昔であれば無事に生まれてくることができなかったことも多くありました。
現在は多産も増えていますし、様々な影響で分娩時の母子の負担が大きくなる場合があります。そうなると必ずしも自然分娩が良いわけではありません。
今回の話を読んで自分は帝王切開で子供を産んだことや子供を母乳で育てられなかったことを悲観する必要はありません。
安全に子供を出産するためにはやむおえないことも十分あります。
確かに良性の細菌の獲得の面で不利かもしれません。
しかし子供の成長は出産や母乳での育成だけが全てではなく、様々な要因が影響します。
子供は母親の愛情、父親兄弟祖父母、家族の愛情によって情動を形成していきます。
赤ちゃんもお母さんも周りの家族もみんながリラックスして伸び伸びを過ごせていれば、赤ちゃんにとっても赤ちゃんの腸にとっても良い環境になるかもしれません。
脳がリラックスすれば、腸に送られるシグナルも安定し、腸にとっていい菌がすみつきやすくなるかもしれません。

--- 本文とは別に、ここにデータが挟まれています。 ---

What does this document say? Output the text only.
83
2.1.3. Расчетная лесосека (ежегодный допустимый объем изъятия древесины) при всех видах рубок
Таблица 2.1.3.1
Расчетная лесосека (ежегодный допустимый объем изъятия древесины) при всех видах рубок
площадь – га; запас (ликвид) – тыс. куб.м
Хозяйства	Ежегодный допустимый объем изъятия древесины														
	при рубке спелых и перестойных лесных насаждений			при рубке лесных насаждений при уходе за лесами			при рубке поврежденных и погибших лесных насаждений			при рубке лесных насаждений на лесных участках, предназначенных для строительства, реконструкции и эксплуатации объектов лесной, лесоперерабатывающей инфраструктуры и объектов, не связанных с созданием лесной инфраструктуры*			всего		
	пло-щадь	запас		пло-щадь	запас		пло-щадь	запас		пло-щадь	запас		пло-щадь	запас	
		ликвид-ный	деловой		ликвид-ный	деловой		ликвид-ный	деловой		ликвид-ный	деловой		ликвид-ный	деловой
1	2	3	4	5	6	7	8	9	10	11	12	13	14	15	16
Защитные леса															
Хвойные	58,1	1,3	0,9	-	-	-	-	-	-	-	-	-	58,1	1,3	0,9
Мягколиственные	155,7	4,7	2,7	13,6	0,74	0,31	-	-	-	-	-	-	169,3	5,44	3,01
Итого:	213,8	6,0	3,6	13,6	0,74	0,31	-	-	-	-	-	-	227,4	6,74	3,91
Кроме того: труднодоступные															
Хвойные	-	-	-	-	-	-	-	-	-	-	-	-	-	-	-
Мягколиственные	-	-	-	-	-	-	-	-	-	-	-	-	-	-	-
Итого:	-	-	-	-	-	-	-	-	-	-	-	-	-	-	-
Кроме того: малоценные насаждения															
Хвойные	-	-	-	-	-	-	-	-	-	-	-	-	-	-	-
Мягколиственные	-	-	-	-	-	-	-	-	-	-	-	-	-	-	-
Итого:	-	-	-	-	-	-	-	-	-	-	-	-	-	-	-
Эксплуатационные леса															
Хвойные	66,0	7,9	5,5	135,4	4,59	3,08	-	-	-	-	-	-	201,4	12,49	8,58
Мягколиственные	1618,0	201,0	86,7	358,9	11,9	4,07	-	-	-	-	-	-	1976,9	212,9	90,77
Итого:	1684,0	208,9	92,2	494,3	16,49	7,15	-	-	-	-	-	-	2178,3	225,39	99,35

いずれにせよ、現在の食生活が偏りがちな方は腸内細菌も偏っているかもしれません。
まずは、自分がどんなものを食べているか意識をすることです。
ストレスが多い時どんなものを食べているでしょうか?
それから、より自然なもの(無農薬のもの)、人工的なものが少ない方がいいでしょう。
どの国でも、発酵食品があります。日本にももちろんありますよね。うまく活用して腸内細菌のバランスを整えましょう。
遺伝子学的には日本人に馴染みのある食べ物の方が消化吸収に有利かもしれません。
楽しみながら、お腹の中と体の健康を育てていきましょう。